Single functions and libraries can easily be imported in R, just like Python. It’s not necessary though, because the R community does a good job avoiding name conflicts (MASS aside).
I think the core issue is that the coordination benefits of having everyone use Python are overestimated, and the benefit of better statistical tools in R and SWE skilling up in statistics is underestimated.
The poorman package (on CRAN) implements a lot of tidyverse with no dependencies. Other packages that provide alternate implementations are datawizard and tidytable.
As someone who is a data analyst, I am constantly reminded of the huge amount of necessary context needed to trust results from any analysis. I know that I lack some of that context, yet I also know that so do my collaborators on mathematical or computational aspects. A Shiny app makes it easy to get something in the face of everyone so we all can come to a consensus about what is useful and actionable.
Data visualization! Web is the go-to format for interactive data visualizations nowadays. This package is targeted at other package developers looking to integrate the abundant wealth of React-based data viz libraries into R. Check out https://quarto.org/ for an example of a popular way users publish their data analyses as reports.
(This package isn't really meant to be used directly by the typical user)

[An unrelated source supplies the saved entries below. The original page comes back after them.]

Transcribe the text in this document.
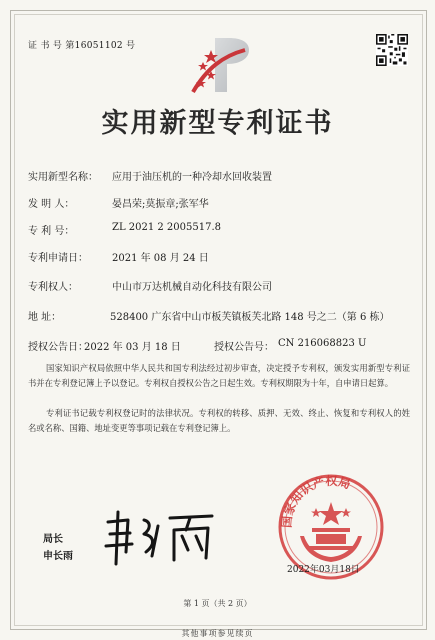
证 书 号 第16051102 号
实用新型专利证书
实用新型名称： 应用于油压机的一种冷却水回收装置
发 明 人：	晏昌荣;莫振章;张军华
专 利 号：	ZL 2021 2 2005517.8
专利申请日： 2021 年 08 月 24 日
专利权人：	中山市万达机械自动化科技有限公司
地 址：	528400 广东省中山市板芙镇板芙北路 148 号之二（第 6 栋）
授权公告日：
2022 年 03 月 18 日	授权公告号： CN 216068823 U
国家知识产权局依照中华人民共和国专利法经过初步审查，决定授予专利权，颁发实用新型专利证书并在专利登记簿上予以登记。专利权自授权公告之日起生效。专利权期限为十年，自申请日起算。
专利证书记载专利权登记时的法律状况。专利权的转移、质押、无效、终止、恢复和专利权人的姓名或名称、国籍、地址变更等事项记载在专利登记簿上。
局长
申长雨
国家知识产权局
2022年03月18日
第 1 页（共 2 页）
其他事项参见续页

People who work with R for data analysis want to put their results on the web, even in the form of full web apps, without necessarily learning the full stack of front end technologies. Frameworks like Shiny offer the promise of writing web apps in the language they already know. In my experience watching this play out from the sidelines, it only ends in tears. But, technology progresses, and maybe it'll get better.
A bit of a tangent but this might be somewhat illuminating: I worked for a big utility company. They needed some economic analysis done on where to best put some transport pipes into the ground, macro granularity (eg smallest unit was a neighborhood).
The team that did the analysis apparently did a great job, so additional requirements were thrown their way: a frontend and an interactive planning module on designing the pipe networks on micro level (smallest unit was a single house)
A year later the absolute maniacs delivered the application. They only knew R and some html/js, so that's what they used.
Cursed as fuck of course, and because they were external they left short after. This was pretty bad for the people left holding the bag; I mostly found it awe inspiring in the "doom running on an electric toothbrush" kinda sense.